Gra jako lektura szkolna

This War of Mine to głośna gra warszawskiego 11 bit studios wydana w 2014 r. Jej akcja rozgrywa się w fikcyjnym, oblężonym mieście Granzavia w krainie Pogoren, które jest inspirowane Sarajewem. Bohaterami gry nie są żołnierze, ale ofiary wojny. Muszą walczyć o przetrwanie w trudnych, wojennych warunkach. Gra porusza trudne tematy, umiejętnie manipuluje emocjami graczy i zmusza do dokonywania niejednoznaczne moralnie wyborów. W 2017 r. gra doczekała się planszówkowej adaptacji, którą wydało wydawnictwo Galakta.
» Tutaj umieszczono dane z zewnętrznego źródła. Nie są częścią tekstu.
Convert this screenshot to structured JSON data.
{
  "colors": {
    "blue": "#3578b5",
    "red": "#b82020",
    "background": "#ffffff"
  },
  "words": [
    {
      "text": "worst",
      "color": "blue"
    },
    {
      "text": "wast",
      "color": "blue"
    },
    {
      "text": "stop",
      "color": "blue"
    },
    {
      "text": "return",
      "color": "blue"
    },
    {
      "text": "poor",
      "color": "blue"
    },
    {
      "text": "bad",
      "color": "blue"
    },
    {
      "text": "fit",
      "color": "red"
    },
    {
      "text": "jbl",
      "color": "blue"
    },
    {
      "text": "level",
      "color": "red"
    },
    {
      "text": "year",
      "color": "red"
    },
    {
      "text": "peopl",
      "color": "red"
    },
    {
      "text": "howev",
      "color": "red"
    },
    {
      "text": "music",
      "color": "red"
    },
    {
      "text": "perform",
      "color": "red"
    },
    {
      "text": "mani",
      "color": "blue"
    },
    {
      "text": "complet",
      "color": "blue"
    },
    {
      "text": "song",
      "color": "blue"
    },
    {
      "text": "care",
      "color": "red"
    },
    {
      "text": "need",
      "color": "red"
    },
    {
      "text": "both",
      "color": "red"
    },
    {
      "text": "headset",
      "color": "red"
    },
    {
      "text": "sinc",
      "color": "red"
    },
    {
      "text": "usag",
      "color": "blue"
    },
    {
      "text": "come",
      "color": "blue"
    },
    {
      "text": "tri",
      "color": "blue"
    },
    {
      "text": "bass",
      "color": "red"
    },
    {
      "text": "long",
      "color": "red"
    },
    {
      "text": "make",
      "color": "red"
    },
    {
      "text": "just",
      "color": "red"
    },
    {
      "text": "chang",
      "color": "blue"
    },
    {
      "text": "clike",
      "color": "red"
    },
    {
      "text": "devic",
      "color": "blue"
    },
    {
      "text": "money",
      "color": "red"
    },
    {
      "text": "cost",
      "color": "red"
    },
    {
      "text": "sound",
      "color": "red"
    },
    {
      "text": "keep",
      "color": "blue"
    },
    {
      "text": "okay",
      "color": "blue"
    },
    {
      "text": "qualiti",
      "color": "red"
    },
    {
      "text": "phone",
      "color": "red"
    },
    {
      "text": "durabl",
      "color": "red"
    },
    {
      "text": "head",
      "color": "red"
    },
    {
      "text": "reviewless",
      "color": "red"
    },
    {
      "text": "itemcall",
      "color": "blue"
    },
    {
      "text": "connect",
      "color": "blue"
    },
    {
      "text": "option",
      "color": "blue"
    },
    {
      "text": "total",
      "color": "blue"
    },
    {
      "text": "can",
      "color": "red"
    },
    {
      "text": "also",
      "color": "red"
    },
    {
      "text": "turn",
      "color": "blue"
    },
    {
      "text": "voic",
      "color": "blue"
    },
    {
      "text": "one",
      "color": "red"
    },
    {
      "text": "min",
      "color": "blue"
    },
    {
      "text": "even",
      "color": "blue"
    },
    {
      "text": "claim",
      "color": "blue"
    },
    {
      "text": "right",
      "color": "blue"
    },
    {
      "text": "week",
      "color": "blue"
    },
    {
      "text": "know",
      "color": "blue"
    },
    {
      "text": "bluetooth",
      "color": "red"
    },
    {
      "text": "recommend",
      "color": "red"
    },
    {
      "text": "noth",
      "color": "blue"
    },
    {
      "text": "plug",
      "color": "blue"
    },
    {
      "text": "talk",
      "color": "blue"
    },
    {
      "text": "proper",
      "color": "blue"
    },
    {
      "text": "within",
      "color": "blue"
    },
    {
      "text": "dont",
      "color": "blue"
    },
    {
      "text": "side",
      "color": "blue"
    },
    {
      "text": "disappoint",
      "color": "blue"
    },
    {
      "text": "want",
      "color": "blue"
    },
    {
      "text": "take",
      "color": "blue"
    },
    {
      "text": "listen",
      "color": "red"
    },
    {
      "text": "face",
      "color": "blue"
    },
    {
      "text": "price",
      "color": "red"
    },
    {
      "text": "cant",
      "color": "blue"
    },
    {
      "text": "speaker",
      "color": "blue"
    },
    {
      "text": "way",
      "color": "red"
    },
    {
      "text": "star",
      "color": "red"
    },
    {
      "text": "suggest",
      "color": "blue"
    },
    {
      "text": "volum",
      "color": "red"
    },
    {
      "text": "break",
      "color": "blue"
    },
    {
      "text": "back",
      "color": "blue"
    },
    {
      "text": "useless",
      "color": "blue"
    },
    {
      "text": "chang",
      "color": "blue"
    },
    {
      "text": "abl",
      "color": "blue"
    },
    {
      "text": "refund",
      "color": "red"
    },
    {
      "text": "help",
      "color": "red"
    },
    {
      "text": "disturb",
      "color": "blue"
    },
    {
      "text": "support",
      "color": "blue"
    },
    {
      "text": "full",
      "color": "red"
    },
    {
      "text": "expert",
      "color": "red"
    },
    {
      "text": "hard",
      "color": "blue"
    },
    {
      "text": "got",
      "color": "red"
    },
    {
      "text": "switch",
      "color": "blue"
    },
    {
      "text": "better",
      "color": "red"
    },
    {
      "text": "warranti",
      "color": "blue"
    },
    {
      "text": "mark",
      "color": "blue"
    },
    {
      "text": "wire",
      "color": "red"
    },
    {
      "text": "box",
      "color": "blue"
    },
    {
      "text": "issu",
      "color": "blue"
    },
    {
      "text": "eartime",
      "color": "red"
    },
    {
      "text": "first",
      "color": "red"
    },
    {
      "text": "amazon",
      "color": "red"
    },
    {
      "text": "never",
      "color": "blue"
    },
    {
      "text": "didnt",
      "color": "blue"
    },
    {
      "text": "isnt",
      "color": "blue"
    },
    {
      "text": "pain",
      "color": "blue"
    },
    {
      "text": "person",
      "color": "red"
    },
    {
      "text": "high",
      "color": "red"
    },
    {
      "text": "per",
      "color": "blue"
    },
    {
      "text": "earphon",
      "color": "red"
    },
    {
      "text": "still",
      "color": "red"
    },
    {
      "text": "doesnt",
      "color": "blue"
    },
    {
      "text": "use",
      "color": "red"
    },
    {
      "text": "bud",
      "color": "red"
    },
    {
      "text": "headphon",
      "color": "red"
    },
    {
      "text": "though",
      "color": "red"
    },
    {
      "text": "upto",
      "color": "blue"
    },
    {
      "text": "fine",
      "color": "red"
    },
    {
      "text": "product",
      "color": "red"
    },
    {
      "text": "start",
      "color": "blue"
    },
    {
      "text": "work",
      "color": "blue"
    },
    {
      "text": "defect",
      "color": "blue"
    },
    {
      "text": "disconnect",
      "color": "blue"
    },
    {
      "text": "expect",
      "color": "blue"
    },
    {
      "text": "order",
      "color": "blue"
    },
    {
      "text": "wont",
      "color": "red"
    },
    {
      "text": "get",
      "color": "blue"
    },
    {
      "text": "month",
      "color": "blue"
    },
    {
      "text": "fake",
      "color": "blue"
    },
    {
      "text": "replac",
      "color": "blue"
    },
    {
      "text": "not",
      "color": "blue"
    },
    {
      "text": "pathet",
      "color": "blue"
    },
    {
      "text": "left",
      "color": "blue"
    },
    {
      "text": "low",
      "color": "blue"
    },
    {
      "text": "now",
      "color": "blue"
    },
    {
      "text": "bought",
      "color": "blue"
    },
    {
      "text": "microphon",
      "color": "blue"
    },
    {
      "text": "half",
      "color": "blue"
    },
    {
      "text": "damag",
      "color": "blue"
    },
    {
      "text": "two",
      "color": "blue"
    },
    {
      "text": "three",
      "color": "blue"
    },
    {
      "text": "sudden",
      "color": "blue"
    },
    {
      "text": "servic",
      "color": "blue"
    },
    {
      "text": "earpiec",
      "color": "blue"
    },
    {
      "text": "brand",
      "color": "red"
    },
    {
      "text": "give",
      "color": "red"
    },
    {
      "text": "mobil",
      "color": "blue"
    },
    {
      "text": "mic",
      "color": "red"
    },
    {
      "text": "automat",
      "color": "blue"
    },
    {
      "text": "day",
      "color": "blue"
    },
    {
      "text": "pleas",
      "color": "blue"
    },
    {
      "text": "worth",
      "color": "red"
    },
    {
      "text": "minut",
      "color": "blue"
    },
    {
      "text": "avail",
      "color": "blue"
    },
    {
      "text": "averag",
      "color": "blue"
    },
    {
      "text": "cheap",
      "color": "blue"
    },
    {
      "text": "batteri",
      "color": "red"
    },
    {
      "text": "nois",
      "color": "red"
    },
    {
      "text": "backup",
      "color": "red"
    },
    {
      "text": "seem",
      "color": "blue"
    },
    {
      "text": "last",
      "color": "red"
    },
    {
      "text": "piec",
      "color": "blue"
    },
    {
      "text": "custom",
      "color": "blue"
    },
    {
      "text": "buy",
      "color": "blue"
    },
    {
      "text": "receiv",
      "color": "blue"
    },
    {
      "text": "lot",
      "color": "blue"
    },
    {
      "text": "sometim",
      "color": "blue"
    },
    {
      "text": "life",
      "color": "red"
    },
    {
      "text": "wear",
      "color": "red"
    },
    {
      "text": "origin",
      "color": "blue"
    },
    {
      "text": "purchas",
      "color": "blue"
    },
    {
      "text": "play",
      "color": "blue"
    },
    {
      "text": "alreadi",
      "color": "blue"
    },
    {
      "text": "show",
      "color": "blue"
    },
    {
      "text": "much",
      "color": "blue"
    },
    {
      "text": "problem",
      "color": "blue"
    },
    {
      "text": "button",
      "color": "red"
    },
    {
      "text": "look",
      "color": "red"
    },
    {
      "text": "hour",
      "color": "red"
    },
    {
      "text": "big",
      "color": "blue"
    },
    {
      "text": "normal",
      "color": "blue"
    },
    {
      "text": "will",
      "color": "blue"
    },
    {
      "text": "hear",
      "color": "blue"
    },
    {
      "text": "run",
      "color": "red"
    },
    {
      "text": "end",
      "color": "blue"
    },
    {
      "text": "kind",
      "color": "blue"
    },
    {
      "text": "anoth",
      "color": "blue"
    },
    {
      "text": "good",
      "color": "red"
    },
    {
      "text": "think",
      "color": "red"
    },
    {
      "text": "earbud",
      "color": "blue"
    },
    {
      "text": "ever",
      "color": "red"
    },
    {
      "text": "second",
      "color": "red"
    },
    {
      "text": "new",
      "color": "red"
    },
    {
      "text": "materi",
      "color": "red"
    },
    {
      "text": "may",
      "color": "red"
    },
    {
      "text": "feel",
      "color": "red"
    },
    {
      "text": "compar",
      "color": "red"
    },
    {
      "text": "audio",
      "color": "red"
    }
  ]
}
Od bieżącego roku szkolnego (2020/2021) Ministerstwo Edukacji zdecydowało się wprowadzić grę This War of Mine do kanonu lektur nieobowiązkowych w szkołach średnich (dla uczniów pełnoletnich). Jest to decyzja bez precedensu, a zarazem początek pilotażowego programu polskiego rządu. Być może w przyszłości na liście lektur pojawi się więcej gier, przybliżając tym samym świat uczniów i nauczycieli oraz tworząc nowe obszary dla nowoczesnej edukacji.

 

Artykuł został opracowany na podstawie raportu dotyczącego branży gier wideo w Polsce w 2020 r. Raport przygotowała Polska Agencja Rozwoju Przedsiębiorczości we współpracy z Ministerstwem Rozwoju oraz Ministerstwem Kultury, Dziedzictwa Narodowego i Sportu.